Saturday, September 16, 2006

Corinthian Leather® and other matters

ESPN: "woman gets 2.75 million for house and 4 acres from arlington, texas city council"
I've never been inside Texas Stadium in Irving, but it looks perfectly serviceable to me from the outside. Someone once said there's a hole in the roof because that way God can watch the Cowboys. You would think something like that would have been sufficient to keep them in Irving, but for some reason Arlington voters decided some time ago that they would raise the funds to build a new stadium to lure them away. Now as some of you already know, Irving is a little closer to Dallas than Fort Worth, but Arlington is roughly half-way between the two. You'd think the city of Dallas should be able to muscle billionaire owner Jerry Jones into staying put( or even going back to the Cotton Bowl®, located as it is in Dallas proper), by threatening to take away his right to call them the Dallas Cowboys, a municipality turning the tables for once on a sports franchise. I know, you're thinking-- intellectual property rights run amuck: maybe that city in Spain would sue Daimler-Chrysler® for retroactive royalties on all those Cordobas they built in the 70s, and Paris, France could sue Paris, Texas, and the French government could sue Versailles, Kentucky, the principality of Monaco could sue GM®(almost forgot...), the remaining Ottowa indians could sue the Canadian government, Shakespeare's heirs could sue several million people(and Bacon's heirs could then sue them, and...)

rrrich corinthian leather...mmm
Maybe we would then have to severely curtail the scope of IP law altogether. 3rd world farmers wouldn't worry about giving back genetically-modified seeds to western corporations and fewer Africans would die of AIDS. Maybe.
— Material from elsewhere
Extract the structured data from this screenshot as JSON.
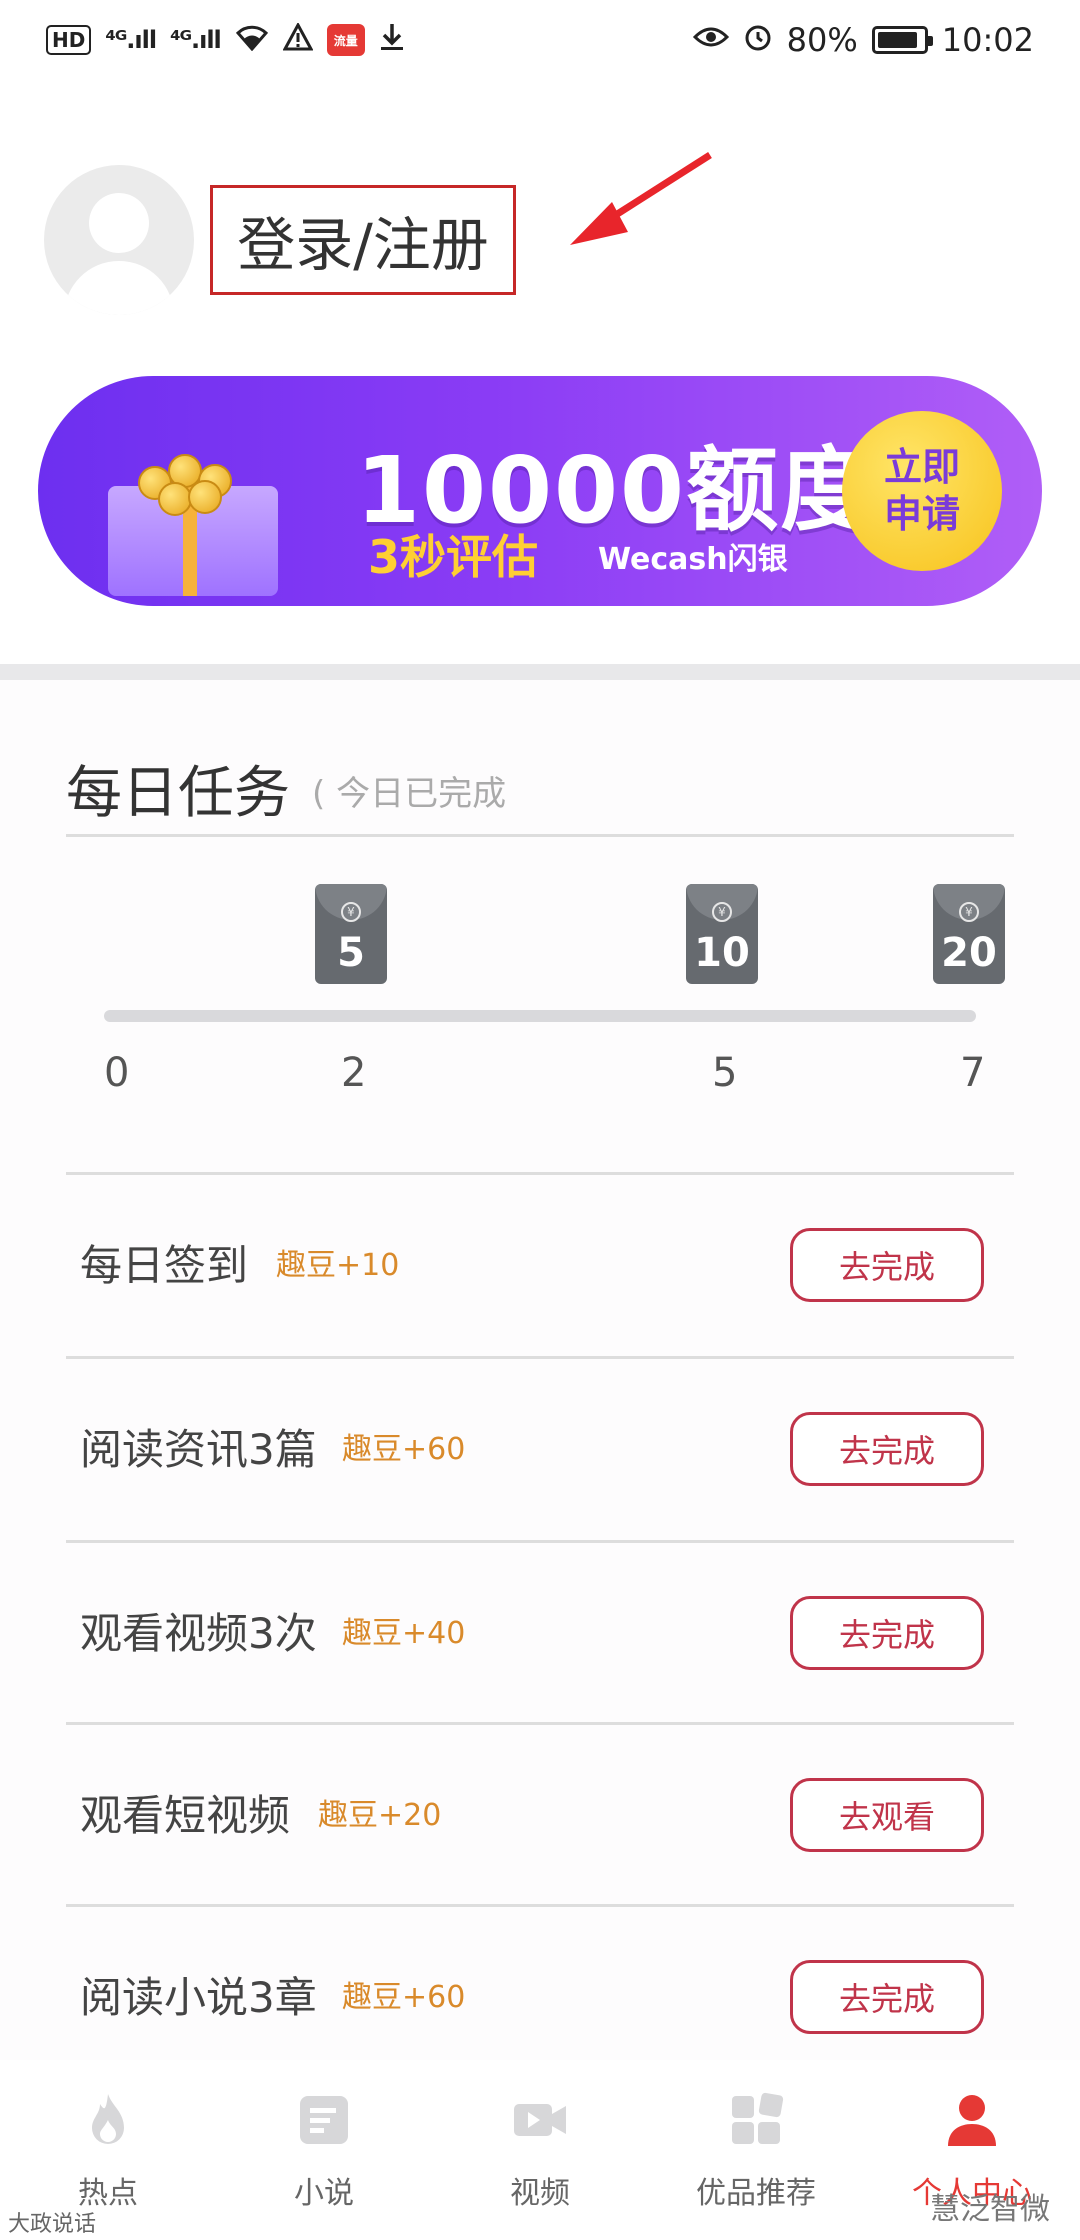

But it would stifle innovation®, that's what the brochures say. Also maybe. But wouldn't innovation also become a lot less expensive? It's far more important that Universal Music Group® should be able to sue myspace® and youtube®, so get your priorities in order.

See also: NASA's orbital debris program,
the Air Force's space surveillance,

note: all copyrighted and trademarked material described or otherwise alluded to in this post probably belongs to somebody.